Deep R-Learning for Continual Area Sweeping
This work addresses a practical challenge in service robotics by enabling more efficient non-uniform coverage planning in dynamic environments, representing an incremental advance over prior greedy methods.
The paper tackles the continual area sweeping problem in robotics, where a robot must learn to maximize event detection without prior knowledge of event distributions, by proposing a reinforcement learning approach that significantly improves upon existing methods in simulations.

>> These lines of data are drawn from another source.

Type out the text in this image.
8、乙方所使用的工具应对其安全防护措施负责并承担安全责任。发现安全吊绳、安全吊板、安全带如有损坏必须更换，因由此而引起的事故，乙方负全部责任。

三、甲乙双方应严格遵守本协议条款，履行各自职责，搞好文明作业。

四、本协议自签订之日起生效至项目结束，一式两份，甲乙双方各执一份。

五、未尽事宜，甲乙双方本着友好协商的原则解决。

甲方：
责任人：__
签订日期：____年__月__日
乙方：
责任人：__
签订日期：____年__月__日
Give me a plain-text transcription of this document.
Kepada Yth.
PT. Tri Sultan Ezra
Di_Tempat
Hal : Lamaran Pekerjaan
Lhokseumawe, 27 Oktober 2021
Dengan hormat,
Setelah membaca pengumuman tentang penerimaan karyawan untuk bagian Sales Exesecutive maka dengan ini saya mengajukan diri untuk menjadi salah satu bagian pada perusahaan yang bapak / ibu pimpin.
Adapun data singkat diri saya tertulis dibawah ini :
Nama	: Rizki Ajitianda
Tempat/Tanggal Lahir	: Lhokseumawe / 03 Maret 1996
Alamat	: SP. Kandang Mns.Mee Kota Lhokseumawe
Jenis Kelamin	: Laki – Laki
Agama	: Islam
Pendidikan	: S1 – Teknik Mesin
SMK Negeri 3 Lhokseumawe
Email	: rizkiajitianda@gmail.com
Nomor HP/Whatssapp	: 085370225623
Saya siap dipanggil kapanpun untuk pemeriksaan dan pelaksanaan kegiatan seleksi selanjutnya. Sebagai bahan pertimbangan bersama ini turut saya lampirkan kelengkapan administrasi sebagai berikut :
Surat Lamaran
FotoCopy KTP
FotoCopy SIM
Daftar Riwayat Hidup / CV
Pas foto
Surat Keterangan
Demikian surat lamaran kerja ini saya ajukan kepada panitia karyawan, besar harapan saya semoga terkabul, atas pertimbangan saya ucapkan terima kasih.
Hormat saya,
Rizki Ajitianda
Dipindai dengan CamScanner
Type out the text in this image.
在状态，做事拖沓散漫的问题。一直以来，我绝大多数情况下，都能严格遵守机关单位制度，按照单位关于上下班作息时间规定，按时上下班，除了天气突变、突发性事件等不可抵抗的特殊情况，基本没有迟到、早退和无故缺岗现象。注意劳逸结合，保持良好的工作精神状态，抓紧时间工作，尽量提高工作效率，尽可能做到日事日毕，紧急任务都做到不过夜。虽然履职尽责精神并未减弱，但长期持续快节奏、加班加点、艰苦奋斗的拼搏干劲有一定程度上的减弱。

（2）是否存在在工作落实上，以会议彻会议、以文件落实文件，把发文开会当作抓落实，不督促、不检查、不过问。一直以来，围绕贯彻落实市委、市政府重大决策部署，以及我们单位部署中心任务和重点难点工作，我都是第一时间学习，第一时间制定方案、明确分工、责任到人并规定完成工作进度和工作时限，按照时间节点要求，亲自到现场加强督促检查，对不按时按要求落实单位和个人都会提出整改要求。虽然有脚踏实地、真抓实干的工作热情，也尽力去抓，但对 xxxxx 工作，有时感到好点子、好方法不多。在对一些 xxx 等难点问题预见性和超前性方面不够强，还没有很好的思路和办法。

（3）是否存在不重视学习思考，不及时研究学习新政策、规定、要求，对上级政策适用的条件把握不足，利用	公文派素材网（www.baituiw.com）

Coverage path planning is a well-studied problem in robotics in which a robot must plan a path that passes through every point in a given area repeatedly, usually with a uniform frequency. To address the scenario in which some points need to be visited more frequently than others, this problem has been extended to non-uniform coverage planning. This paper considers the variant of non-uniform coverage in which the robot does not know the distribution of relevant events beforehand and must nevertheless learn to maximize the rate of detecting events of interest. This continual area sweeping problem has been previously formalized in a way that makes strong assumptions about the environment, and to date only a greedy approach has been proposed. We generalize the continual area sweeping formulation to include fewer environmental constraints, and propose a novel approach based on reinforcement learning in a Semi-Markov Decision Process. This approach is evaluated in an abstract simulation and in a high fidelity Gazebo simulation. These evaluations show significant improvement upon the existing approach in general settings, which is especially relevant in the growing area of service robotics.